In Iowa last weekend, Clinton showed why she shouldn't - and I believe won't - be president. She deliberately misled the audience about her vote to authorize President Bush to use force against Saddam Hussein. The big media has, so far, ignored her flip in favor of pursuing their storyline about the "historic" progress women are making in politics.
But thanks to YouTube and other Internet sites, Clinton will not be able to escape even her recent past.
Last weekend in Des Moines, Clinton attempted to explain her 2002 vote in favor of the Senate resolution: "I said that we should not go to war unless we have allies. So (President Bush) took the authority that I and others gave him and he misused it, and I regret that deeply. And if we had known then what we know now, there never would have been a vote and I never would have voted to give this president that authority."
Speaking to the left wing, anti-war organization, Code Pink, on March 7, 2003, which can be found on YouTube, Clinton tried to justify her pro-war vote: "There is a very easy way to prevent anyone from being put into harm's way, that is for Saddam Hussein to disarm. And I have absolutely no belief that he will. I have to say that this is something I've followed for more than a decade. If he were serious about disarming, he would have been much more forthcoming. ... I ended up voting for the resolution after carefully reviewing the information, intelligence that I had available, talking with people whose opinions I trusted, trying to discount the political or other factors that I didn't believe should be in any way part of this decision.'
Clinton also told the Code Pink women that sometimes the United States has to go it alone, and she specifically compared Iraq with Bosnia and Kosovo "where my husband could not get a Security Council resolution to save the Kosovar Albanians from ethnic cleansing.
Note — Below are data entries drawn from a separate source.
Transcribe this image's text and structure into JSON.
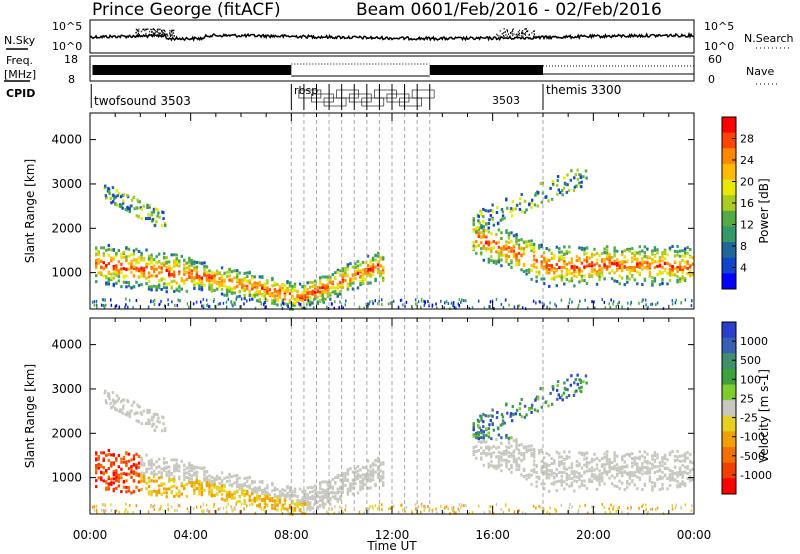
{
  "header": {
    "station": "Prince George (fitACF)",
    "beam": "Beam 06",
    "date_range": "01/Feb/2016 - 02/Feb/2016"
  },
  "left_labels": {
    "nsky": "N.Sky",
    "freq_line1": "Freq.",
    "freq_line2": "[MHz]",
    "cpid": "CPID"
  },
  "right_labels": {
    "nsearch": "N.Search",
    "nave": "Nave"
  },
  "noise_axis": {
    "left_top": "10^5",
    "left_bottom": "10^0",
    "right_top": "10^5",
    "right_bottom": "10^0"
  },
  "freq_axis": {
    "left_top": "18",
    "left_bottom": "8",
    "right_top": "60",
    "right_bottom": "0"
  },
  "cpid": {
    "twofsound": "twofsound 3503",
    "themis": "themis 3300",
    "rbsp": "rbsp",
    "middle_block": "3503"
  },
  "power_colorbar": {
    "title": "Power [dB]",
    "ticks": [
      "28",
      "24",
      "20",
      "16",
      "12",
      "8",
      "4"
    ],
    "colors": [
      "#ff0000",
      "#ff4400",
      "#ff8800",
      "#ffbb00",
      "#e8e800",
      "#aacc22",
      "#55aa44",
      "#339966",
      "#226699",
      "#1144cc",
      "#0000ff"
    ]
  },
  "velocity_colorbar": {
    "title": "Velocity [m s-1]",
    "ticks": [
      "1000",
      "500",
      "100",
      "25",
      "-25",
      "-100",
      "-500",
      "-1000"
    ],
    "colors": [
      "#2a3fcc",
      "#3a5fb0",
      "#3f8f6a",
      "#3fa040",
      "#7fcc30",
      "#c8c8c0",
      "#e8d020",
      "#f0a000",
      "#f07000",
      "#f04000",
      "#ff0000"
    ]
  },
  "chart_data": [
    {
      "type": "heatmap",
      "panel": "power",
      "ylabel": "Slant Range [km]",
      "yticks": [
        1000,
        2000,
        3000,
        4000
      ],
      "ylim": [
        180,
        4600
      ],
      "xlim": [
        0,
        24
      ],
      "xticks": [
        "00:00",
        "04:00",
        "08:00",
        "12:00",
        "16:00",
        "20:00",
        "00:00"
      ],
      "colorbar": "Power [dB]"
    },
    {
      "type": "heatmap",
      "panel": "velocity",
      "ylabel": "Slant Range [km]",
      "yticks": [
        1000,
        2000,
        3000,
        4000
      ],
      "ylim": [
        180,
        4600
      ],
      "xlim": [
        0,
        24
      ],
      "xticks": [
        "00:00",
        "04:00",
        "08:00",
        "12:00",
        "16:00",
        "20:00",
        "00:00"
      ],
      "xlabel": "Time UT",
      "colorbar": "Velocity [m s-1]"
    }
  ]
}
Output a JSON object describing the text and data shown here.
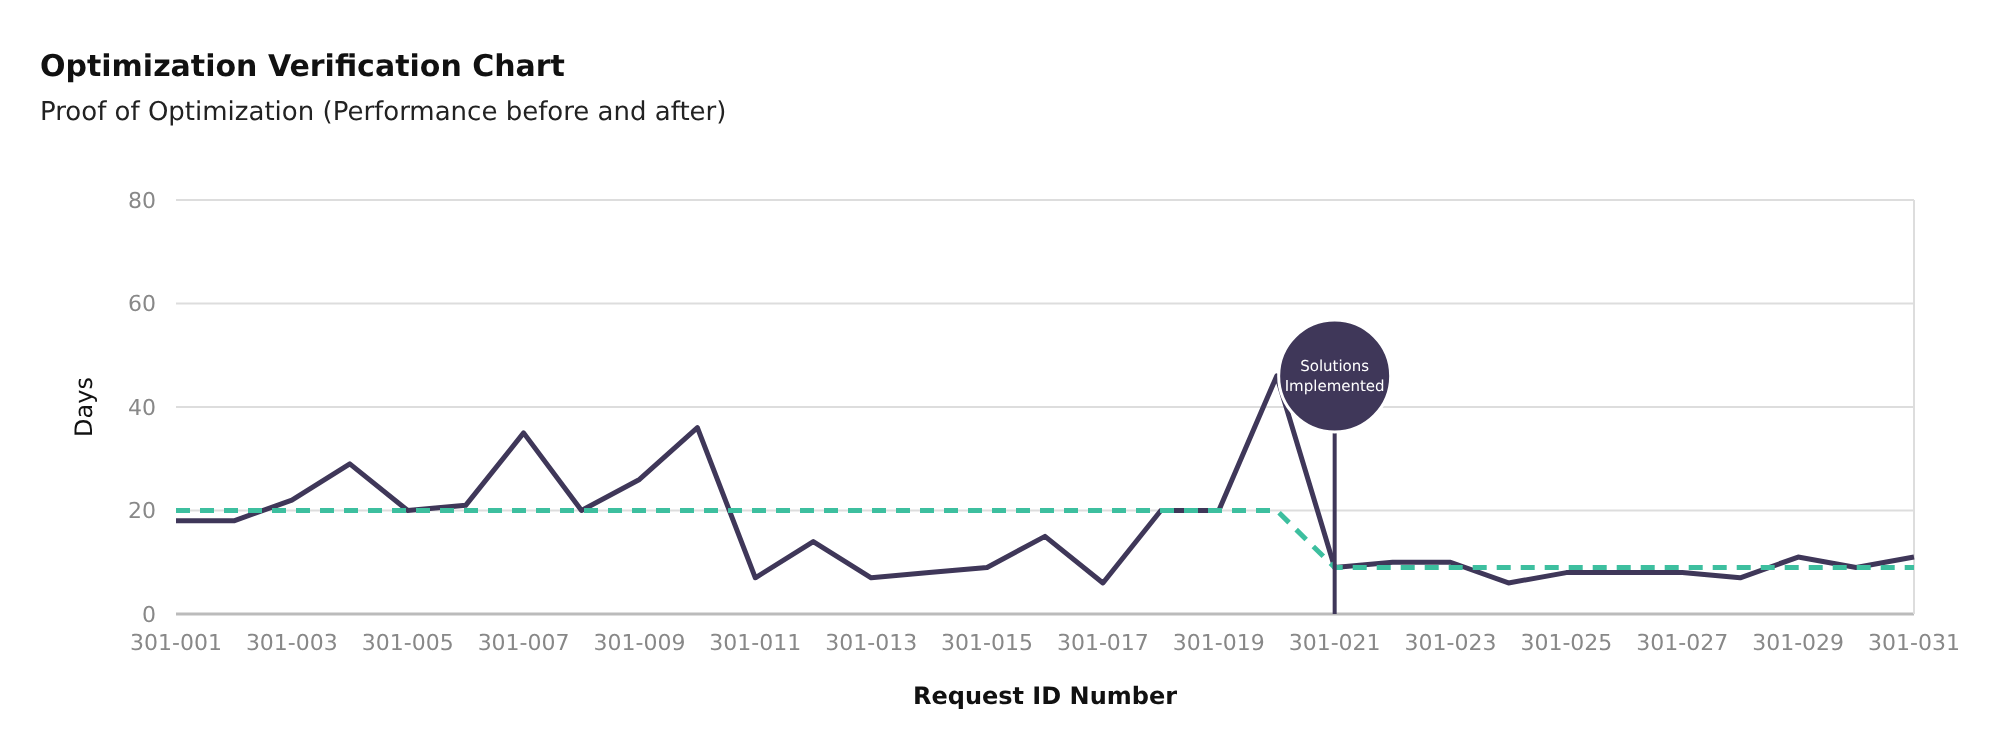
{
  "chart_data": {
    "type": "line",
    "title": "Optimization Verification Chart",
    "subtitle": "Proof of Optimization (Performance before and after)",
    "xlabel": "Request ID Number",
    "ylabel": "Days",
    "categories": [
      "301-001",
      null,
      "301-003",
      null,
      "301-005",
      null,
      "301-007",
      null,
      "301-009",
      null,
      "301-011",
      null,
      "301-013",
      null,
      "301-015",
      null,
      "301-017",
      null,
      "301-019",
      null,
      "301-021",
      null,
      "301-023",
      null,
      "301-025",
      null,
      "301-027",
      null,
      "301-029",
      null,
      "301-031"
    ],
    "series": [
      {
        "color": "#3f3759",
        "line_style": "solid",
        "values": [
          18,
          18,
          22,
          29,
          20,
          21,
          35,
          20,
          26,
          36,
          7,
          14,
          7,
          8,
          9,
          15,
          6,
          20,
          20,
          46,
          9,
          10,
          10,
          6,
          8,
          8,
          8,
          7,
          11,
          9,
          11
        ]
      },
      {
        "color": "#3dbf9f",
        "line_style": "dashed",
        "values": [
          20,
          20,
          20,
          20,
          20,
          20,
          20,
          20,
          20,
          20,
          20,
          20,
          20,
          20,
          20,
          20,
          20,
          20,
          20,
          20,
          9,
          9,
          9,
          9,
          9,
          9,
          9,
          9,
          9,
          9,
          9
        ]
      }
    ],
    "ylim": [
      0,
      80
    ],
    "yticks": [
      0,
      20,
      40,
      60,
      80
    ],
    "grid": "y",
    "marker": "none",
    "ref_lines": [
      {
        "axis": "x",
        "value": "301-021",
        "label": "Solutions Implemented",
        "color": "#3f3759"
      }
    ]
  }
}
And we did it alone as the United States, and we had to do it alone."
So much for the necessity of seeking allies and additional U.N. resolutions to follow previous unheeded resolutions before America acts.
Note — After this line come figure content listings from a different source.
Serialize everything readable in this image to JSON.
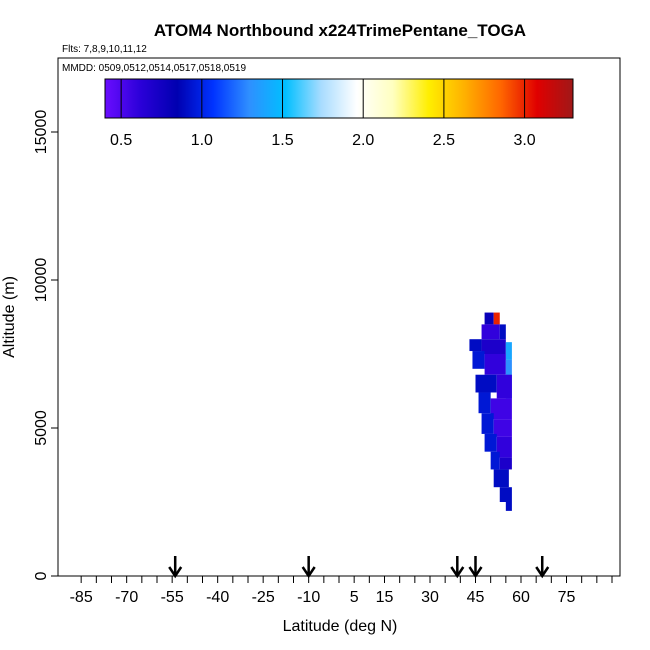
{
  "chart_data": {
    "type": "heatmap",
    "title": "ATOM4 Northbound x224TrimePentane_TOGA",
    "flights_note": "Flts: 7,8,9,10,11,12",
    "dates_note": "MMDD: 0509,0512,0514,0517,0518,0519",
    "xlabel": "Latitude (deg N)",
    "ylabel": "Altitude (m)",
    "xlim": [
      -90,
      90
    ],
    "ylim": [
      0,
      17500
    ],
    "x_ticks": [
      -85,
      -70,
      -55,
      -40,
      -25,
      -10,
      5,
      15,
      30,
      45,
      60,
      75
    ],
    "y_ticks": [
      0,
      5000,
      10000,
      15000
    ],
    "colorbar": {
      "range": [
        0.4,
        3.3
      ],
      "ticks": [
        0.5,
        1.0,
        1.5,
        2.0,
        2.5,
        3.0
      ],
      "tick_labels": [
        "0.5",
        "1.0",
        "1.5",
        "2.0",
        "2.5",
        "3.0"
      ],
      "colors": [
        "#6a0dff",
        "#2a00d8",
        "#0000b0",
        "#0033ff",
        "#2f8fff",
        "#00bfff",
        "#a8dcff",
        "#ffffff",
        "#ffffc0",
        "#ffee00",
        "#ffb000",
        "#ff6600",
        "#e00000",
        "#a01818"
      ]
    },
    "arrows_latitude": [
      -54,
      -10,
      39,
      45,
      67
    ],
    "profile_cells": [
      {
        "lat": [
          48,
          51
        ],
        "alt": [
          8500,
          8900
        ],
        "value": 0.8
      },
      {
        "lat": [
          51,
          53
        ],
        "alt": [
          8500,
          8900
        ],
        "value": 3.0
      },
      {
        "lat": [
          47,
          53
        ],
        "alt": [
          8000,
          8500
        ],
        "value": 0.6
      },
      {
        "lat": [
          53,
          55
        ],
        "alt": [
          8000,
          8500
        ],
        "value": 0.9
      },
      {
        "lat": [
          47,
          55
        ],
        "alt": [
          7500,
          8000
        ],
        "value": 0.7
      },
      {
        "lat": [
          55,
          57
        ],
        "alt": [
          7300,
          7900
        ],
        "value": 1.4
      },
      {
        "lat": [
          43,
          47
        ],
        "alt": [
          7600,
          8000
        ],
        "value": 0.9
      },
      {
        "lat": [
          44,
          48
        ],
        "alt": [
          7000,
          7600
        ],
        "value": 0.95
      },
      {
        "lat": [
          48,
          55
        ],
        "alt": [
          6800,
          7500
        ],
        "value": 0.6
      },
      {
        "lat": [
          55,
          57
        ],
        "alt": [
          6000,
          7300
        ],
        "value": 1.3
      },
      {
        "lat": [
          45,
          52
        ],
        "alt": [
          6200,
          6800
        ],
        "value": 0.9
      },
      {
        "lat": [
          52,
          57
        ],
        "alt": [
          6000,
          6800
        ],
        "value": 0.6
      },
      {
        "lat": [
          46,
          50
        ],
        "alt": [
          5500,
          6200
        ],
        "value": 0.95
      },
      {
        "lat": [
          50,
          57
        ],
        "alt": [
          5300,
          6000
        ],
        "value": 0.55
      },
      {
        "lat": [
          47,
          51
        ],
        "alt": [
          4800,
          5500
        ],
        "value": 0.95
      },
      {
        "lat": [
          51,
          57
        ],
        "alt": [
          4700,
          5300
        ],
        "value": 0.55
      },
      {
        "lat": [
          48,
          52
        ],
        "alt": [
          4200,
          4800
        ],
        "value": 0.95
      },
      {
        "lat": [
          52,
          57
        ],
        "alt": [
          4000,
          4700
        ],
        "value": 0.6
      },
      {
        "lat": [
          50,
          53
        ],
        "alt": [
          3600,
          4200
        ],
        "value": 0.95
      },
      {
        "lat": [
          53,
          57
        ],
        "alt": [
          3600,
          4000
        ],
        "value": 0.7
      },
      {
        "lat": [
          51,
          56
        ],
        "alt": [
          3000,
          3600
        ],
        "value": 0.9
      },
      {
        "lat": [
          53,
          57
        ],
        "alt": [
          2500,
          3000
        ],
        "value": 0.9
      },
      {
        "lat": [
          55,
          57
        ],
        "alt": [
          2200,
          2500
        ],
        "value": 0.9
      }
    ],
    "grid": false,
    "legend": "none"
  }
}
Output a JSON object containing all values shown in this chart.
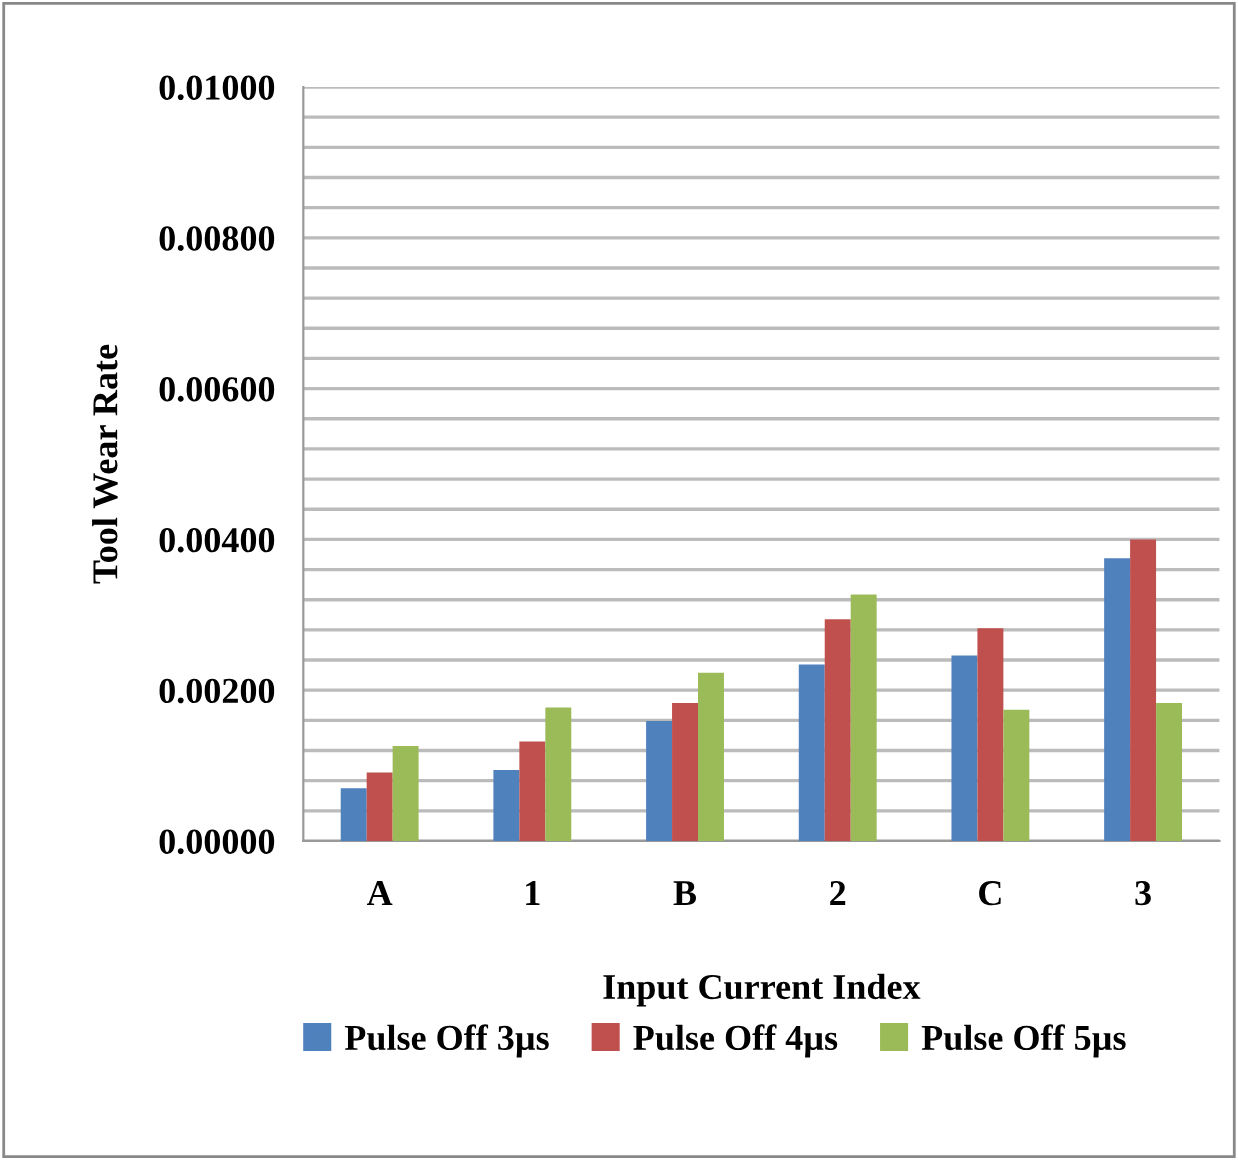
{
  "chart_data": {
    "type": "bar",
    "xlabel": "Input Current Index",
    "ylabel": "Tool Wear Rate",
    "categories": [
      "A",
      "1",
      "B",
      "2",
      "C",
      "3"
    ],
    "series": [
      {
        "name": "Pulse Off 3µs",
        "color": "#4f81bd",
        "values": [
          0.0007,
          0.00094,
          0.00159,
          0.00234,
          0.00246,
          0.00375
        ]
      },
      {
        "name": "Pulse Off 4µs",
        "color": "#c0504d",
        "values": [
          0.00091,
          0.00132,
          0.00183,
          0.00294,
          0.00282,
          0.004
        ]
      },
      {
        "name": "Pulse Off 5µs",
        "color": "#9bbb59",
        "values": [
          0.00126,
          0.00177,
          0.00223,
          0.00327,
          0.00174,
          0.00183
        ]
      }
    ],
    "ylim": [
      0,
      0.01
    ],
    "yticks": [
      {
        "value": 0,
        "label": "0.00000"
      },
      {
        "value": 0.0004,
        "label": null
      },
      {
        "value": 0.0008,
        "label": null
      },
      {
        "value": 0.0012,
        "label": null
      },
      {
        "value": 0.0016,
        "label": null
      },
      {
        "value": 0.002,
        "label": "0.00200"
      },
      {
        "value": 0.0024,
        "label": null
      },
      {
        "value": 0.0028,
        "label": null
      },
      {
        "value": 0.0032,
        "label": null
      },
      {
        "value": 0.0036,
        "label": null
      },
      {
        "value": 0.004,
        "label": "0.00400"
      },
      {
        "value": 0.0044,
        "label": null
      },
      {
        "value": 0.0048,
        "label": null
      },
      {
        "value": 0.0052,
        "label": null
      },
      {
        "value": 0.0056,
        "label": null
      },
      {
        "value": 0.006,
        "label": "0.00600"
      },
      {
        "value": 0.0064,
        "label": null
      },
      {
        "value": 0.0068,
        "label": null
      },
      {
        "value": 0.0072,
        "label": null
      },
      {
        "value": 0.0076,
        "label": null
      },
      {
        "value": 0.008,
        "label": "0.00800"
      },
      {
        "value": 0.0084,
        "label": null
      },
      {
        "value": 0.0088,
        "label": null
      },
      {
        "value": 0.0092,
        "label": null
      },
      {
        "value": 0.0096,
        "label": null
      },
      {
        "value": 0.01,
        "label": "0.01000"
      }
    ],
    "grid": "y",
    "legend": "bottom"
  }
}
In her Senate floor speech on Oct. 10, 2002, Clinton said, "It is clear ... that if left unchecked, Saddam Hussein will continue to increase his capacity to wage biological and chemical warfare and will keep trying to develop nuclear weapons. Should he succeed in that endeavor, he could alter the political and security landscape in the Middle East, which as we know all too well affects American security."
Later in that speech, Clinton criticized the U.N., saying, "It often lacks the cohesion to enforce its own mandates." Adding to her conviction that Saddam must be toppled, Clinton said, "I want this president, or any future president, to be in the strongest possible position to lead our country in the United Nations or in war."
One wonders what took such a smart woman until last weekend in Iowa to conclude that she had been duped and, if she can be misled by so many people in whom she has confidence, how will she be able to see clearly as president?
Unlike her husband, she won't be able to get away with the political equivalent of "of course, I'll respect you in the morning."